Subject: Re: [htdig3-dev] Fetching outside of domain list (not supposed to)
From: Gilles Detillieux (firstname.lastname@example.org)
Date: Thu Jan 04 2001 - 09:03:39 PST
According to Toxik - Dann Cohen:
> I'm a new comer (6 month user of ht://dig) to this list and before
> saying anything I would like to say hi to everyone. Now to the good
> stuff =)
> I've encounter a problem with the fetching part. I have about 1800 site
> in my "start_url" to fetch with a "max_hop_count" of 1 and it seems to
> go beyond the 1800.
> HTTP statistics
> Persistent connections : Yes
> HEAD call before GET : No
> Connections opened : 14973
> Connections closed : 14973
> Changes of server : 6030
> HTTP Requests : 35357
> HTTP KBytes requested : 209216
> HTTP Average request time : 0.647679 secs
> HTTP Average speed : 9.13605 KBytes/secs
> Has you can see the value of "changes server" is higher than 1800. I can
> also see in the log that it goes beyond the domain (see bellow for an
> example), the domain is www.singapore-inc.com and you can see that a
> "mailto:" and "www.sedb.com.sg" is pushed in. The problem doesn't happen
> when I fetch them alone, any suggestion or hints are welcome.

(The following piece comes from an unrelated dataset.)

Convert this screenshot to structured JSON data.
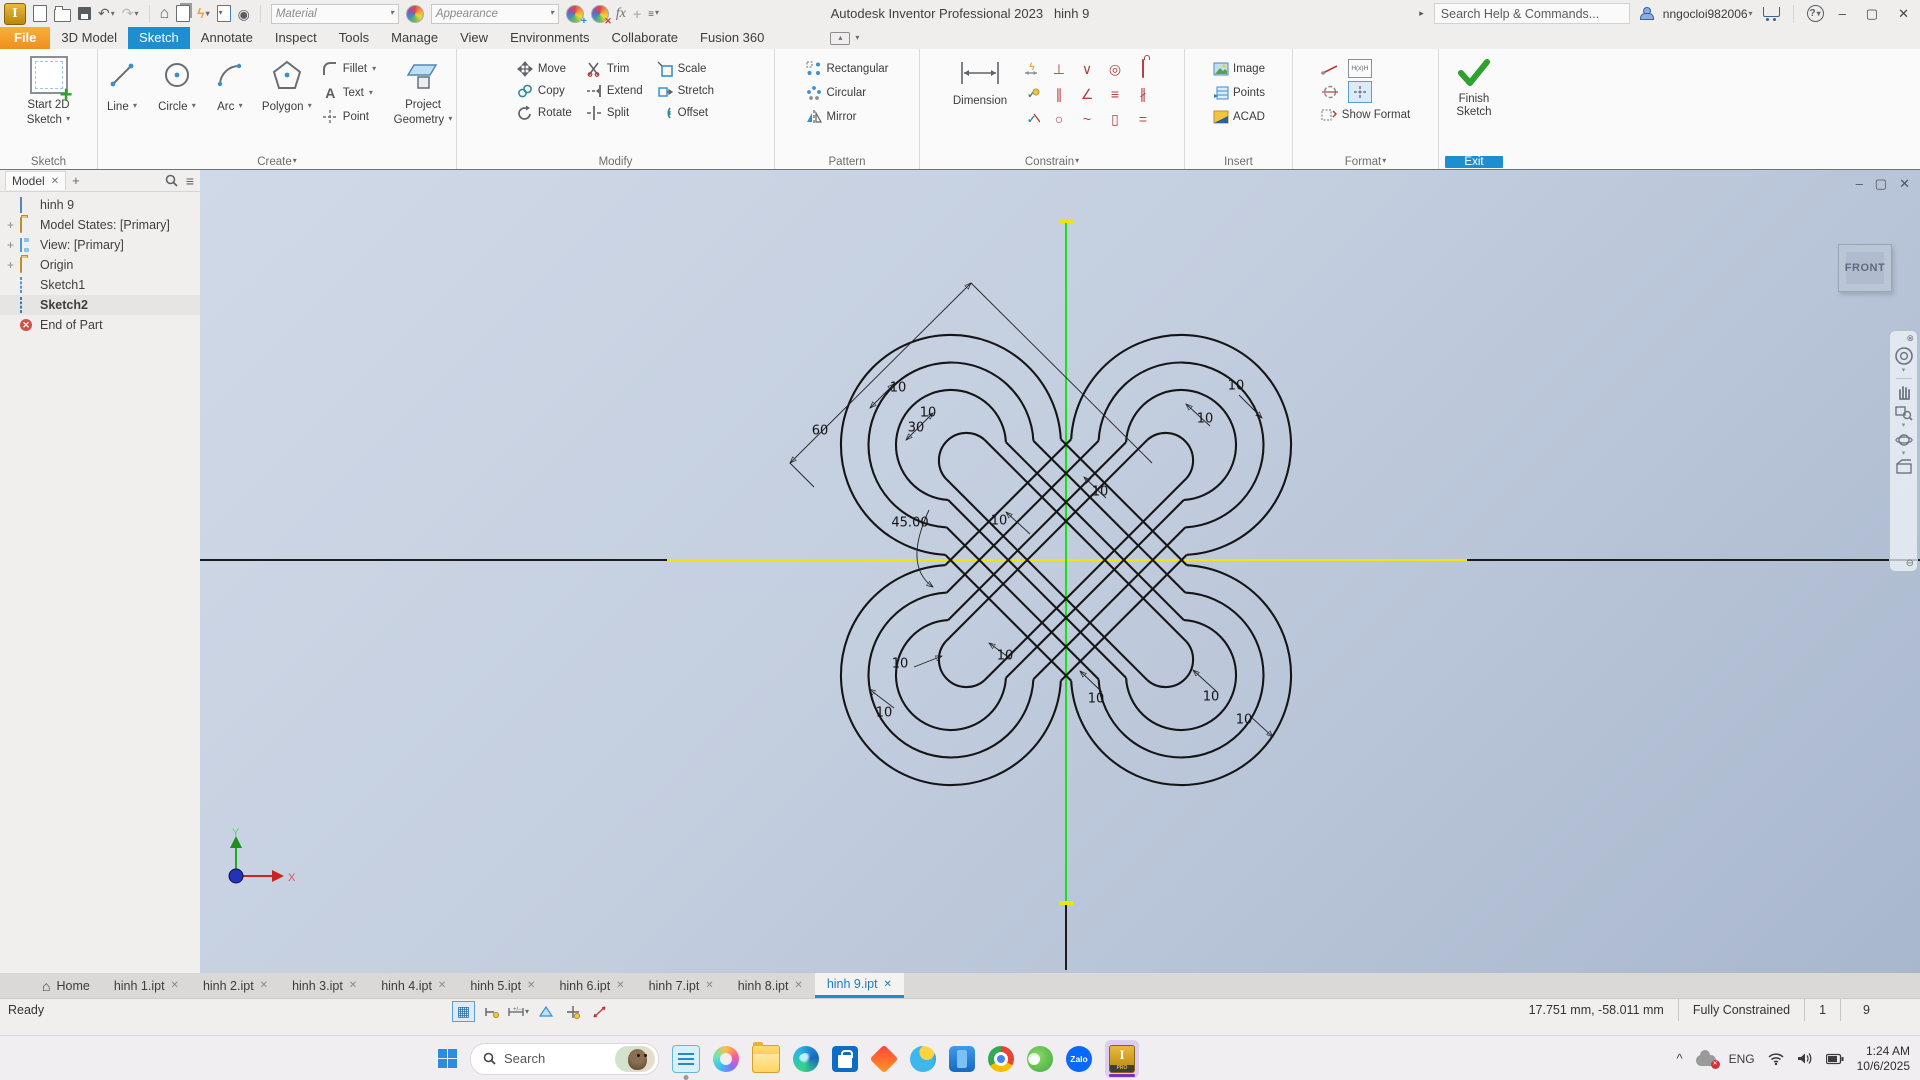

If you haven't already figured it out, you should be setting max_hop_count
to 0, not 1. One hop means it will attempt to follow all the valid links
in those initial 1800 documents.
-- Gilles R. Detillieux E-mail: <email@example.com> Spinal Cord Research Centre WWW: http://www.scrc.umanitoba.ca/~grdetil Dept. Physiology, U. of Manitoba Phone: (204)789-3766 Winnipeg, MB R3E 3J7 (Canada) Fax: (204)789-3930
------------------------------------ To unsubscribe from the htdig3-dev mailing list, send a message to firstname.lastname@example.org You will receive a message to confirm this.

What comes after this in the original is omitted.